Brigade XO wrote:ThinksMarkedly wrote:
Good question. It depends on what the expected drift is. And this also answers your other questions.
Thrusters don't necessarily have to be visible. Puffs of cold gas can maintain relative position to one another without giving the minefield away from a distance. Those would produce very minimal acceleration and thus couldn't combat a large drift. This and their limited fuel supply will limit how long the minefield is effective for.
And then there are orbital mechanics. .
The drift and probable dispersion rate (and directions) of mines once laid in space is another question that needs more work. At minimum, somebody is going to have to handle doing repair/maintain work on mines laid for things like defending the Junction, termini- which are long term installations and the types of fields laid to defend (or attack something) short term such as what Mike ran into.
So you need minesweepers. Sure, you could probably use purpose built minelayers and just -slowly- reverse the process to recover the mines. Minesweepers appear usually to be engaged in finding mines and then destroying them......disarming could be "interesting".
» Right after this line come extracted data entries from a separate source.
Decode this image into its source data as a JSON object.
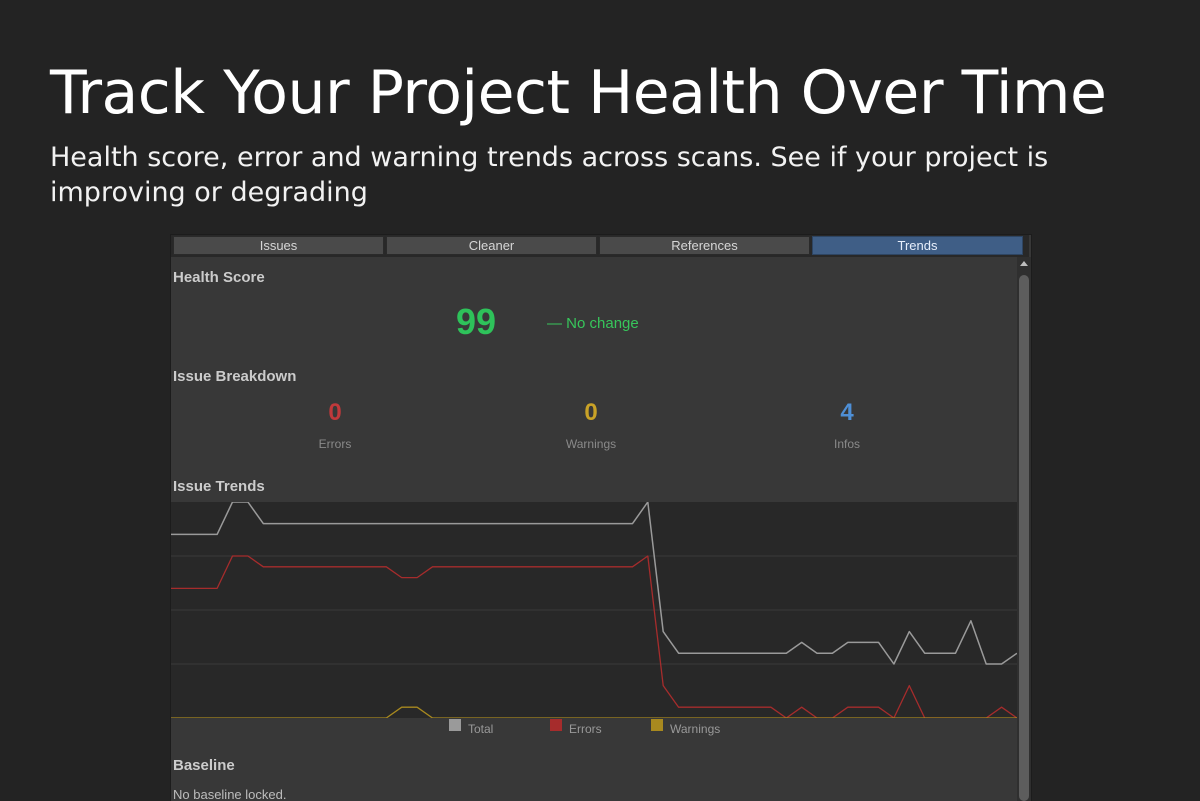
{
  "hero": {
    "title": "Track Your Project Health Over Time",
    "subtitle": "Health score, error and warning trends across scans. See if your project is improving or degrading"
  },
  "tabs": [
    {
      "label": "Issues",
      "active": false
    },
    {
      "label": "Cleaner",
      "active": false
    },
    {
      "label": "References",
      "active": false
    },
    {
      "label": "Trends",
      "active": true
    }
  ],
  "health": {
    "section_label": "Health Score",
    "score": "99",
    "change": "— No change",
    "score_color": "#2ec25a"
  },
  "breakdown": {
    "section_label": "Issue Breakdown",
    "errors": {
      "value": "0",
      "label": "Errors",
      "color": "#c0393b"
    },
    "warnings": {
      "value": "0",
      "label": "Warnings",
      "color": "#c9a227"
    },
    "infos": {
      "value": "4",
      "label": "Infos",
      "color": "#4e8fd6"
    }
  },
  "trends": {
    "section_label": "Issue Trends",
    "legend": [
      {
        "name": "Total",
        "color": "#9a9a9a"
      },
      {
        "name": "Errors",
        "color": "#a62c2c"
      },
      {
        "name": "Warnings",
        "color": "#a8891f"
      }
    ]
  },
  "baseline": {
    "section_label": "Baseline",
    "text": "No baseline locked."
  },
  "chart_data": {
    "type": "line",
    "title": "",
    "xlabel": "",
    "ylabel": "",
    "grid": true,
    "legend": "bottom",
    "ylim": [
      0,
      20
    ],
    "x": [
      0,
      1,
      2,
      3,
      4,
      5,
      6,
      7,
      8,
      9,
      10,
      11,
      12,
      13,
      14,
      15,
      16,
      17,
      18,
      19,
      20,
      21,
      22,
      23,
      24,
      25,
      26,
      27,
      28,
      29,
      30,
      31,
      32,
      33,
      34,
      35,
      36,
      37,
      38,
      39,
      40,
      41,
      42,
      43,
      44,
      45,
      46,
      47,
      48,
      49,
      50,
      51,
      52,
      53,
      54,
      55
    ],
    "series": [
      {
        "name": "Total",
        "color": "#9a9a9a",
        "values": [
          17,
          17,
          17,
          17,
          20,
          20,
          18,
          18,
          18,
          18,
          18,
          18,
          18,
          18,
          18,
          18,
          18,
          18,
          18,
          18,
          18,
          18,
          18,
          18,
          18,
          18,
          18,
          18,
          18,
          18,
          18,
          20,
          8,
          6,
          6,
          6,
          6,
          6,
          6,
          6,
          6,
          7,
          6,
          6,
          7,
          7,
          7,
          5,
          8,
          6,
          6,
          6,
          9,
          5,
          5,
          6
        ]
      },
      {
        "name": "Errors",
        "color": "#a62c2c",
        "values": [
          12,
          12,
          12,
          12,
          15,
          15,
          14,
          14,
          14,
          14,
          14,
          14,
          14,
          14,
          14,
          13,
          13,
          14,
          14,
          14,
          14,
          14,
          14,
          14,
          14,
          14,
          14,
          14,
          14,
          14,
          14,
          15,
          3,
          1,
          1,
          1,
          1,
          1,
          1,
          1,
          0,
          1,
          0,
          0,
          1,
          1,
          1,
          0,
          3,
          0,
          0,
          0,
          0,
          0,
          1,
          0
        ]
      },
      {
        "name": "Warnings",
        "color": "#a8891f",
        "values": [
          0,
          0,
          0,
          0,
          0,
          0,
          0,
          0,
          0,
          0,
          0,
          0,
          0,
          0,
          0,
          1,
          1,
          0,
          0,
          0,
          0,
          0,
          0,
          0,
          0,
          0,
          0,
          0,
          0,
          0,
          0,
          0,
          0,
          0,
          0,
          0,
          0,
          0,
          0,
          0,
          0,
          0,
          0,
          0,
          0,
          0,
          0,
          0,
          0,
          0,
          0,
          0,
          0,
          0,
          0,
          0
        ]
      }
    ]
  }
}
If they are your own (or an allied Star Nation's) you should be able to pick them up and move them after shutting them off. Even if inexpensive, there is still a good amount of credits involved.
Finding them could be interesting since they should be as stealthy as possible to avoid an unfriendly ship spotting them.
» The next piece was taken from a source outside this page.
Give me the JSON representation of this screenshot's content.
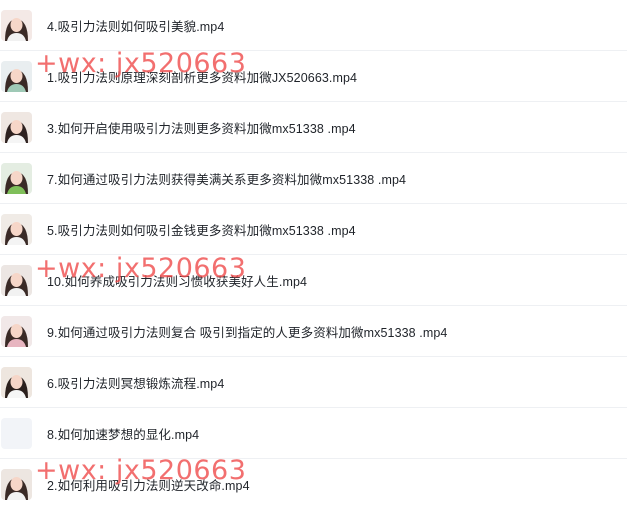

Your own forces should have charts of where (and when) and what they laid and what the anticipated movement of the field was projected to be. Then there is the question of how close you need to be to transmit (probably wisker com) shutdown codes to deal only with the one you want instead of shutting off the whole field if dealing with someplace like the Junction. How long is their communications power normaly good for, what happens when the power gets too low- does it disarm the mine?
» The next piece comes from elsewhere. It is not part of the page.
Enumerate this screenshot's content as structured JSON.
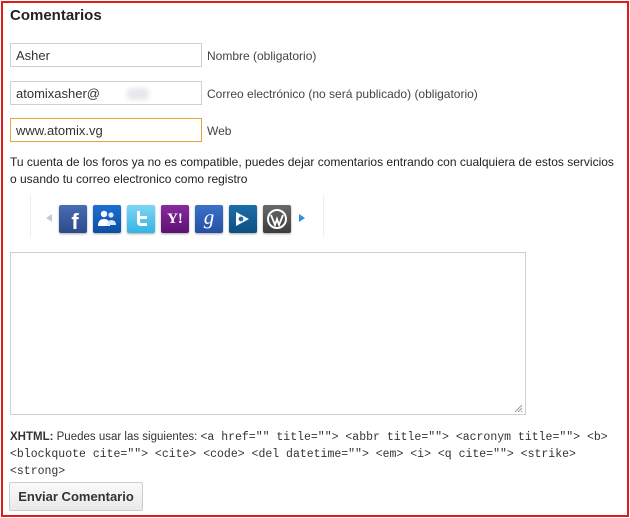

And, are they capable of both proximity and command detonation? That would also drive how you might want to be able to turn them on and off. We saw that mines at Cerebus were proximity with nuclear explosions but these days it seems like they are more likely to be pods which double as remote missile launchers using laser heads.
You can always deal with enemy mines by using CMs or perhaps lasers to destroy them.
You anticipated some of my musings. Maintenance surely must add to the overall cost of this weapon. In fact, that is one area in which historical mines differ. Oh, Wikipedia says that removing mines can take up to 200 times longer than it took to lay them. But that shouldn't be true in the HV. The advantage that our older mines had on HV mines is their durability. There are mines still in existence today from WWII that continue to be dangerous, sitting in various minefields because it is too costly to remove them. I used to think of mines as set and forget emplacements. Seems like they still should be.
Also, regarding the bit about their thrusters not being detectable. I would imagine that a minefield of millions of mines shooting off a puff of smoke should be visible as a whole.
Like forts, they don't seem to ever get much, if any, screen time. Well, as far as forts, I was correct that the MA would change that notion.
At any rate, there has to be some station keeping, or deploying them would be haphazard. Imagine kicking them out of cargo holds and there is no way to "set them up." Orienting them has to be automated with whatever station keeping means they use, or the impetus departed upon them when they are deployed would begin their initial drift.